Our beloved Brigantine red fox has been mysteriously disappearing. Whats going on?
Over the past few years, many have noticed a dramatic decrease in fox sightings in Brigantine. What gives? Are these foxes being killed, trapped or shot dead? Is the State of NJ involved? That answer is ‘all of the above.’
NJ DEP claims Brigantine fox kill is needed to protect endangered birds like the piping plover.
Is the New Jersey DEP poisoning the Brigantine fox? No, says the DEP. According to NJ.com, they shoot them.
“Fox prey on birds and their eggs. They’re a threat to endangered species,” says the DEP. “But we can’t just relocate them – that would just move the problem somewhere else … We want humane control. So, the fox is trapped and euthanized by a gun.

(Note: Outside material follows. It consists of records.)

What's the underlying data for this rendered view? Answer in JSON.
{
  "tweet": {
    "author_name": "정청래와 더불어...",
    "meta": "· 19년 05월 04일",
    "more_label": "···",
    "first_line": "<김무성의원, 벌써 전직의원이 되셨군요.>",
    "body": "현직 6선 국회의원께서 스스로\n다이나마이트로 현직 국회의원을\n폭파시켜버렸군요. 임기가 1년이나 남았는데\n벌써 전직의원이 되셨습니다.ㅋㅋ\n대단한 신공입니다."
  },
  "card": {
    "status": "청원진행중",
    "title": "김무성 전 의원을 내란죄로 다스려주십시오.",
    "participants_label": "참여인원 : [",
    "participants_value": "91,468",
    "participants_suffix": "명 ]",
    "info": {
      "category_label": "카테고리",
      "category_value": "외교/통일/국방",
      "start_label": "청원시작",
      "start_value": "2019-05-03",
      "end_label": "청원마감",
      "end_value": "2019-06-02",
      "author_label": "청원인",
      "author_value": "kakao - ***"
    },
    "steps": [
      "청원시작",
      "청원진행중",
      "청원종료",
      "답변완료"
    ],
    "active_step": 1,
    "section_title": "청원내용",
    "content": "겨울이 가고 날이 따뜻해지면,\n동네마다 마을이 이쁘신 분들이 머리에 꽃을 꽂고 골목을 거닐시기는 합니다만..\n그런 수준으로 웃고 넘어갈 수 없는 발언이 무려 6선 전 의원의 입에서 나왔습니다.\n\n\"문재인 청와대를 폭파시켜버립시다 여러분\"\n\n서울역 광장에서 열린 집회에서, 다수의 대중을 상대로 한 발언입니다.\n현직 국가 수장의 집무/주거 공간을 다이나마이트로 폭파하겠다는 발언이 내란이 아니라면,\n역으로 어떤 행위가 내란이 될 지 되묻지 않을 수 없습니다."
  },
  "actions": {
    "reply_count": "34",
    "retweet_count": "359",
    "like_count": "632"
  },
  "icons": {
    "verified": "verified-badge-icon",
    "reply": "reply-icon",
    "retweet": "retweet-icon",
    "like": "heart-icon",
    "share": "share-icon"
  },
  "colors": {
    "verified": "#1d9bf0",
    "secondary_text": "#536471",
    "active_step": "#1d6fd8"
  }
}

According to the State of NJ, the Division of Fish and Wildlife contracts with the U.S. Fish and Wildlife Service, to trap foxes and handle population control in Brigantine.
Reports and photographic evidence of poisoned Brigantine Foxes are popping up more often. Foxes rotting in snare traps, found among the Northend Brigantine dunes.
Trapping of fox does occur on federally protected land like the Forsythe National Wildlife Refuge, north of Brigantine.
Foxes are also trapped on municipal beaches. DFW secures permission from the municipality, like Brigantine, in these cases. Legal trapping season in Brigantine runs from November through March 15.
May M.: By protecting shorebirds, they condone killing Brigantine foxes. That’s horrible. When all those birds hatch, they are flying around everywhere. What ever happened to survival of the fittest? Let nature take it’s course. Stop killing the Brigantine fox.
Residents and Brigantine beach lovers should keep an eye on things. See something? Say something.